Die Art-Deco-Pfeiler der Maschinen- und Metallwarenfabrik Mato an der Bieberer Straße künden von ertragreicher Offenbacher Produktion. Das hat sich geändert, die Mato-Fabrik, seit 1994 Heimstatt der Künstler, hat Patina angesetzt. Von Reinhold Gries

© Gries
Werkstätten und Ateliers in der Mato unter einem Dach
Der eine ist vom Industriecharme fasziniert, den anderen stört der bröckelnde Putz. Aber nicht nur im „Kunst Raum Mato“ ist von Dornröschenschlaf keine Spur. In den Ateliers herrscht Vollbeschäftigung – trotz vorliegender Abrissgenehmigung.
Auch Sprecherin Eva Moll, unterwegs zwischen Ateliers in Brooklyn und Offenbach sowie mit einjährigem Mato-Mietvertrag ausgestattet, fühlt sich in solchem Umfeld wohl: „Wir haben uns gut weiterentwickelt, in bezahlbaren Räumen, die einem viel Freiheit lassen, Kommunikation erleichtern und Möglichkeiten zum Nachdenken und Ausprobieren schaffen. Man kommt zur Ruhe.

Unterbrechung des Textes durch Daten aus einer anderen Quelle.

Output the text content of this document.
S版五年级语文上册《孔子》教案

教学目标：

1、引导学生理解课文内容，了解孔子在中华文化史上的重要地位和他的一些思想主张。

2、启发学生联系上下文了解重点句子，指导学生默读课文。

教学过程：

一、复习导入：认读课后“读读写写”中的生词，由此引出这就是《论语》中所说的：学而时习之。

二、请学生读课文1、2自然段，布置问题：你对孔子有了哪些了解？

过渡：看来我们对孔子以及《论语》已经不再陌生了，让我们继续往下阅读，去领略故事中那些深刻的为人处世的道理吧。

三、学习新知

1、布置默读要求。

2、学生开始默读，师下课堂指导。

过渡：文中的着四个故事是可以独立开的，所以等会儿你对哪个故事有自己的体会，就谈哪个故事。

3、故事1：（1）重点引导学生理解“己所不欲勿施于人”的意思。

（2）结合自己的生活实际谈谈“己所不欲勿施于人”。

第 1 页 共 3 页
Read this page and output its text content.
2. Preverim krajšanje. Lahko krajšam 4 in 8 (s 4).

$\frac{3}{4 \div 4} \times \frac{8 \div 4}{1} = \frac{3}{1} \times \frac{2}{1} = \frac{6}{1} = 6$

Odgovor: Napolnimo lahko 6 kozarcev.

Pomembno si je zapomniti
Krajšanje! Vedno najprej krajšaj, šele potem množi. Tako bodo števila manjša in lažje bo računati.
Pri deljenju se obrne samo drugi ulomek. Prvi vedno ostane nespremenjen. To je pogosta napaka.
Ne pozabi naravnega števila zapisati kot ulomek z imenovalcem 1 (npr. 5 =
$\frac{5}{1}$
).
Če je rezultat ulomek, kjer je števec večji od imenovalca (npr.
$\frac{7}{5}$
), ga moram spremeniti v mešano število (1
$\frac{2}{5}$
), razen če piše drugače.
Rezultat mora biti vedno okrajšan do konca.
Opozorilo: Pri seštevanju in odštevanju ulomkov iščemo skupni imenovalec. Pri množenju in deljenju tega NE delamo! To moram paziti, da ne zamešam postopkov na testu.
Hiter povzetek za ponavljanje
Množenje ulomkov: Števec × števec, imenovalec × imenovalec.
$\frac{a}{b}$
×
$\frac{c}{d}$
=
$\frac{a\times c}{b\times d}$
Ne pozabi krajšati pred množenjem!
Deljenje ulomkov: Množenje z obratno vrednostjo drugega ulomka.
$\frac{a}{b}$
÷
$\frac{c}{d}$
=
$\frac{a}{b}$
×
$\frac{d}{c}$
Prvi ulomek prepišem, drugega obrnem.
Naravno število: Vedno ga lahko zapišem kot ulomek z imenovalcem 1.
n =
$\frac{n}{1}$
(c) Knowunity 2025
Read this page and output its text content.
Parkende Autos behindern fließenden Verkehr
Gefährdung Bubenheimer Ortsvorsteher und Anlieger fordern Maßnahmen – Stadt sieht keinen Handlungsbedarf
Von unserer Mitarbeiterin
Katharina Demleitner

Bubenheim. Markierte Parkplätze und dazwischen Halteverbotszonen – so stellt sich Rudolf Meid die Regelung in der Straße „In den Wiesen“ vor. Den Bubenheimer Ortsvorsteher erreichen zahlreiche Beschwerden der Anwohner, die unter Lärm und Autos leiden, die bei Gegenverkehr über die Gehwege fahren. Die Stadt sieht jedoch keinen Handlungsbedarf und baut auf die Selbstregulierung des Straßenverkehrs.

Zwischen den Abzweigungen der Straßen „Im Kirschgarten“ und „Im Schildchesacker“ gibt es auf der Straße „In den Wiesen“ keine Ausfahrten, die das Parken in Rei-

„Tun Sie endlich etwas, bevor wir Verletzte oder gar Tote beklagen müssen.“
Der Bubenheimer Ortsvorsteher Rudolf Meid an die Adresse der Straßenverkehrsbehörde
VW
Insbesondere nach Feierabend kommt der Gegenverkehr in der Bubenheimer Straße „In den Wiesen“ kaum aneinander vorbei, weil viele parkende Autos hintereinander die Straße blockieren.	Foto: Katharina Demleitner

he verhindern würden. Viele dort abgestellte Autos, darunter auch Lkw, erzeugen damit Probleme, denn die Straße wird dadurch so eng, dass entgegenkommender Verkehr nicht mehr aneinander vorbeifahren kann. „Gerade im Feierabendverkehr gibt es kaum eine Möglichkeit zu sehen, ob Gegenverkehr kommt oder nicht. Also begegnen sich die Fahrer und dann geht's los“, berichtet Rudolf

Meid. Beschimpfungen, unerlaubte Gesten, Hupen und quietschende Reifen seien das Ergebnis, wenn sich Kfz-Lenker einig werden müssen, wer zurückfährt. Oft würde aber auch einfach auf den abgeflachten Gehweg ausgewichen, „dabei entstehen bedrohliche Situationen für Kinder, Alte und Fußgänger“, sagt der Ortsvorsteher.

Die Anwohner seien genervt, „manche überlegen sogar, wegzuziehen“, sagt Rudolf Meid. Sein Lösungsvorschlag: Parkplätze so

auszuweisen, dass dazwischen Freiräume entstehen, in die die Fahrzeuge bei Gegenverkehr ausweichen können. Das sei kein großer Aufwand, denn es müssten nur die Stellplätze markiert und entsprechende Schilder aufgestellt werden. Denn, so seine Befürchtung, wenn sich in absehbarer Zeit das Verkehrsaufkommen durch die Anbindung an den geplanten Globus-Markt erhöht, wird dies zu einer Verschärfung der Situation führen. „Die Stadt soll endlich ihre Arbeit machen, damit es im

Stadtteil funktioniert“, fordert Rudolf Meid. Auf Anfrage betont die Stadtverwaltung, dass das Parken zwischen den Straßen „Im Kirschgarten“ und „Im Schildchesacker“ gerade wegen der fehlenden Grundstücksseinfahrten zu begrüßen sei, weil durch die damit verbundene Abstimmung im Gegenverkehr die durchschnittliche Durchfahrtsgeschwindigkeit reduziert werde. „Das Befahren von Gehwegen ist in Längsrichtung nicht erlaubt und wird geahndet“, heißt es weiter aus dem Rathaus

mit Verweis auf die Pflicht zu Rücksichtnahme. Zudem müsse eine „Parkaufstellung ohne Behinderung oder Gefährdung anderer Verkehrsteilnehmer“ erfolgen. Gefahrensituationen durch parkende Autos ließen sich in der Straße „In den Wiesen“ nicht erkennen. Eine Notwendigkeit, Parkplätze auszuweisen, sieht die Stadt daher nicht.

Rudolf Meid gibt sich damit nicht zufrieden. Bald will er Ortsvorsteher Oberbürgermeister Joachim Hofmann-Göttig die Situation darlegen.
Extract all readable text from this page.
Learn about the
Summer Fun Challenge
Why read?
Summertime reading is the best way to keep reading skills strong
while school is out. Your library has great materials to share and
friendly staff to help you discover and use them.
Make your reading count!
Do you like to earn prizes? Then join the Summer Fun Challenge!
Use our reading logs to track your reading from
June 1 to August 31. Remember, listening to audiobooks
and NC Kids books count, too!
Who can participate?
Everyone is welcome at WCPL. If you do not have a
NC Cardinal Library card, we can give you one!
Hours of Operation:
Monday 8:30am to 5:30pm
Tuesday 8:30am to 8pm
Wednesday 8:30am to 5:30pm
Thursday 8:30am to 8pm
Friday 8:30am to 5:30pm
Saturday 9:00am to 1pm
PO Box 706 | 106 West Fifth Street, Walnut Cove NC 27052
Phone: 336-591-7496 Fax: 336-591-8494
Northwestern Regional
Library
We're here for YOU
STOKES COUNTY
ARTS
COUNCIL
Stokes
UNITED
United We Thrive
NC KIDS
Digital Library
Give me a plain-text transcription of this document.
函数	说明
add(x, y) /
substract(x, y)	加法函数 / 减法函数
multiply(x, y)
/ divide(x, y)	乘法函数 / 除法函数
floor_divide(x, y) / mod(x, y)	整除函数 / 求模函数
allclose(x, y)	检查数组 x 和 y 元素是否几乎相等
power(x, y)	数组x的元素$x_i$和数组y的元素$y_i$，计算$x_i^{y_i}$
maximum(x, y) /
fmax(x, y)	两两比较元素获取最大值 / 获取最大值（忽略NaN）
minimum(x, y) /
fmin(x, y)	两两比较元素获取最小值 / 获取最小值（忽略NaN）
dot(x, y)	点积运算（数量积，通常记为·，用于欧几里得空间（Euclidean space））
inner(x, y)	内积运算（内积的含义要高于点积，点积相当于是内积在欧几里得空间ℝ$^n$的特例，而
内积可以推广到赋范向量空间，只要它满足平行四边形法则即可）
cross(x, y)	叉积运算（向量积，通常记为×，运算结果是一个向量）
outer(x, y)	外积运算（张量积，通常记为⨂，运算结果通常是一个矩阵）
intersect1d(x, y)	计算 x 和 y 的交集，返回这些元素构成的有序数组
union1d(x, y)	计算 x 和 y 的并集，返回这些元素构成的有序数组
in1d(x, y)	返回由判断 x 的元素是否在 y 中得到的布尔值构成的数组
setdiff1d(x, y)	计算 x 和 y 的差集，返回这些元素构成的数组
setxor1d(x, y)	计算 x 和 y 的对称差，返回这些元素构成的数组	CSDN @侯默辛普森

Unser basisdemokratisch organisierter Verein braucht keine schicke Adresse, wir müssen uns weder interessant machen noch einer Geschäftsidee unterordnen“. Leben kann sie aber schon von dem, was sie produziert, organisiert und kommuniziert.
Nicht nur malerisch bezieht Diegel Position: „Als Künstler kann man sich heute nicht in den Elfenbeinturm flüchten. Es geht auch um ästhetische Gestaltung des Politischen, das bedarf dauernder Andockstellen an Gesellschaft und Stadtentwicklung.“ Ein Vorbild sieht es im unbequemen Universalkünstler Christoph Schlingensief, fordert aber auch „handwerkliche Nachvollziehbarkeit“.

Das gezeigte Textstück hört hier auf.